ESTRO 2024 - Abstract Book

S5034

Physics - Radiomics, functional and biological imaging and outcome prediction

ESTRO 2024

Frank Brewster 1 , Zoe Middleton 2 , Alan McWilliam 3 , Andrew Brocklehurst 4 , Ganesh Radhakrishna 4 , Robert Chuter 1,3

1 The Christie NHS Foundation Trust, Christie Medical Physics and Engineering, Manchester, United Kingdom. 2 Leeds Teaching Hospitals NHS Trust, Radiotherapy Physics, Leeds, United Kingdom. 3 The University of Manchester, Faculty of Biology, Medicine and Health, Manchester, United Kingdom. 4 The Christie NHS Foundation Trust, Clinical Oncology, Manchester, United Kingdom

Purpose/Objective:

A majority of patients develop hepatocellular carcinoma (HCC) on a background of chronic liver disease, increasing susceptibility to radiation-induced liver disease (RILD). As a result, prescription doses are often limited by liver toxicity, parameterised by liver mean dose (LMD) 1 . Liver function has been shown to be highly heterogeneous due to the irregular anatomical distribution of functioning hepatocytes, especially in HCC patients 2 , but the use of LMD does not take this into account. One possible way to improve treatments for HCC is to take advantage of the heterogeneous liver function by mapping it with functional imaging to reduce the incidence of RILD, avoid reductions in prescription dose or both. This study aimed to demonstrate the feasibility of the use of MR sequences performed without contrast to prioritise the sparing of functional liver. 10 patients were provided for this feasibility study by Perspectum with both T2 and cT1 Hepatica 3 sequences, indicative of fibro-inflammation and hence liver function. Functional images were processed by first downsampling by a factor of 2 in the superior-inferior and left-right planes.

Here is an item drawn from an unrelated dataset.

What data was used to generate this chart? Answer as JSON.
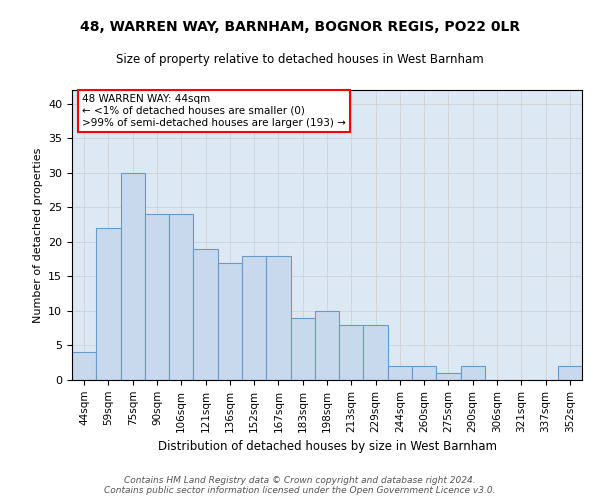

They were then segmented using a threshold of 800 ms, below which liver tissue is considered to be healthy. This value was provided by the manufacturer but is validated in studies 4,5 . Finally, the masks were smoothed with a recursive Gaussian filter with a sigma of 4 and thresholded by the median pixel value to provide sparing contours. Plans were then made using the T2 images with population-based density overrides for major tissue groups to allow dose calculation. Plans were made using Monaco (v5.51.11, Elekta AB, Sweden) and the departmental HCC protocol, following NRG-GI003 (NCI-2016-02009), to prescriptions of 30-50 Gy in 5#, limited by liver mean dose. Additionally, OAR tolerances were assessed to 0.5 cm PRVs for the duodenum, small bowel, large bowel, stomach and oesophagus with the PTV cropped back from these PRVs, as per departmental protocol. In addition, sparing plans were made by applying an additional serial planning objective to the functional region only, which was reduced until PTV coverage was compromised. Both plans were reviewed by a clinical oncologist and a second physicist. Dosimetric quantities were extracted for all plans and paired Wilcoxon signed-rank tests were used to test for significant differences between the standard and sparing plans. Material/Methods:

Results:

Clinically acceptable plans for all 10 patients were optimised to meet all mandatory constraints, an example of which is shown in Figure 1. The size of the sparing region varied between patients from 138 to 689 cc, likely due to differing baseline liver function.